Nobody does it better…
The end of the race for the next president of the United States approaches. This campaign certainly has not been boring and as we near the finish, the torque of political campaigning increases.
One site, in particular, from which you can view the colorful history of television campaign ads is http://www.4president.us/tv/tv1988.htm.
According to the Hulu Blog, President Lyndon Johnson ran the very first TV campaign attack ad. I am not sure if that is entirely accurate but the ad to which they refer, the “Daisy” ad, has an edge and a polish that must have set a new tone in political campaigning.
The “Daisy Ad” can be seen at http://blog.hulu.com/2008/10/25/historic-campaign-ads.
The Monday, November 3 issue of the New York Times had the following editorial on political smear campaigns. It’s all interesting stuff … if you can stomach it.
November 3, 2008
New York Times editorial
“The Soiled Envelope, Please”
There are no awards for the season’s slimiest political messages (Swift Boat statuettes?), but two deserve consideration in the character assassination category.
In the first, Republicans in Pennsylvania flooded 75,000 Jewish voters with an e-mail alarum from a retired Jewish judge equating a vote for Barack Obama with the “tragic mistake” of Jews who ignored the warning signs of the Holocaust.

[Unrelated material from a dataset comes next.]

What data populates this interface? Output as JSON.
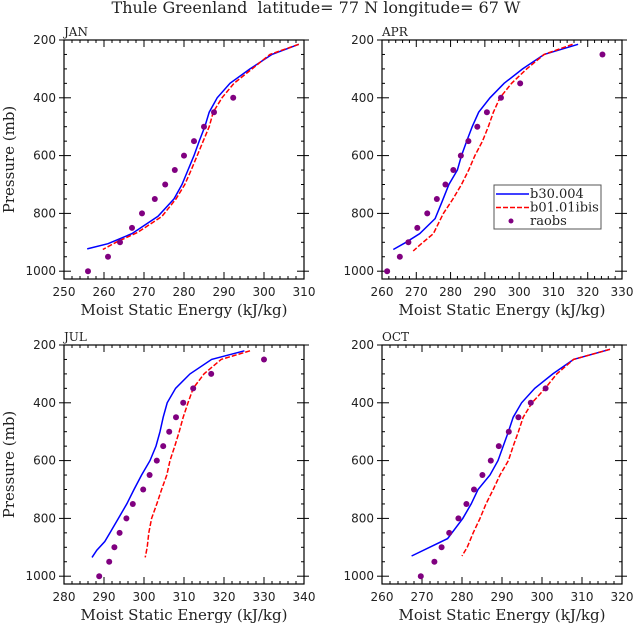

Quick apologies and retractions were offered once this surfaced in the press, but too late for the unspeakable to be spiked.

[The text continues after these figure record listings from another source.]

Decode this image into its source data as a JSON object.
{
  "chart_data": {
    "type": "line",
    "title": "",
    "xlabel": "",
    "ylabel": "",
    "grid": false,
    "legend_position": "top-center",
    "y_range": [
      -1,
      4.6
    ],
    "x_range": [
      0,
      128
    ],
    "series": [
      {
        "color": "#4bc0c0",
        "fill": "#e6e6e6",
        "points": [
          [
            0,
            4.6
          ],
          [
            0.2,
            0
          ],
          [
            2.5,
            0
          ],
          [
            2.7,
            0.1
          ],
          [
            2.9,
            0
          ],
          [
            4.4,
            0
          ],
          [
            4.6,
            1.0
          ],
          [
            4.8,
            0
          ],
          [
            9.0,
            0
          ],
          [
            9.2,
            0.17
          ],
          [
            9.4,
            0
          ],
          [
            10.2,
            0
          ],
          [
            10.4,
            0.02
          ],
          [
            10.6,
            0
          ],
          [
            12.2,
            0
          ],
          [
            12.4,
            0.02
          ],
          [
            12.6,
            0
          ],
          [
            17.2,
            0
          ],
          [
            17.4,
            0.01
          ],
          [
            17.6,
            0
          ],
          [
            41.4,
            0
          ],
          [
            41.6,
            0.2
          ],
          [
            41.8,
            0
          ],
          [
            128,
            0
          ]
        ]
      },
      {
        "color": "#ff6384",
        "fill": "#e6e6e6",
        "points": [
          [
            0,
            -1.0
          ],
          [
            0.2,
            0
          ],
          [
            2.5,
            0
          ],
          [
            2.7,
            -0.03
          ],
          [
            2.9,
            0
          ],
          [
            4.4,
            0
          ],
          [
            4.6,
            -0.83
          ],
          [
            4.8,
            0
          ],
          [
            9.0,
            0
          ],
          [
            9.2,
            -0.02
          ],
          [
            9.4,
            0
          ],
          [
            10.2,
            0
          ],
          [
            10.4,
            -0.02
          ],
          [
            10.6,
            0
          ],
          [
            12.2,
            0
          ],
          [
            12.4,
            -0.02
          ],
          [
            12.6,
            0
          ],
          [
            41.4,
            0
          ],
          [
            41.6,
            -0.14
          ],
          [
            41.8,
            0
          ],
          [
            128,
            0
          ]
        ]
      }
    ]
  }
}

In the second, the campaign of Senator Elizabeth Dole of North Carolina, who is in a very tight race, broadcast her desperation by attacking her opponent, State Senator Kay Hagan, for accepting “godless money” at a “secret” fund-raiser whose hosts included a leader of a secularist group.
At the end, the TV screen fills with a shadowy photo of Ms. Hagan, an elder at her Christian church, as a female voice fairly shrieks: “There is no God!”
Then there is the fringe madness of “Letter from 2012 in Obama’s America” — an apocalyptic fiction making the rounds from the conservative Christian group Focus on the Family Action. It foresees an Obama incumbency marked by terrorist attacks on American cities, rampant crime as guns are confiscated, a nuclear attack on Israel and the Boy Scouts’ disbanding to avoid court-empowered gay leaders.
It seems just another straight-line for Jon Stewart until the nation remembers that the group’s leader is James Dobson. He is one of the most prominent leaders on the evangelical right, with an audience measured in the scores of millions.
The Democrats have their share of slimy ads, like one targeted at the elderly that falsely claims John McCain would cut Social Security benefits in half. We’re not excusing that ad or any other policy distortions. But frankly, it’s not even an also-ran compared with what the McCain campaign and its allies have been up to.
So I have to ask: Dear Reader, what do you think of the level of smear in the 2008 campaign?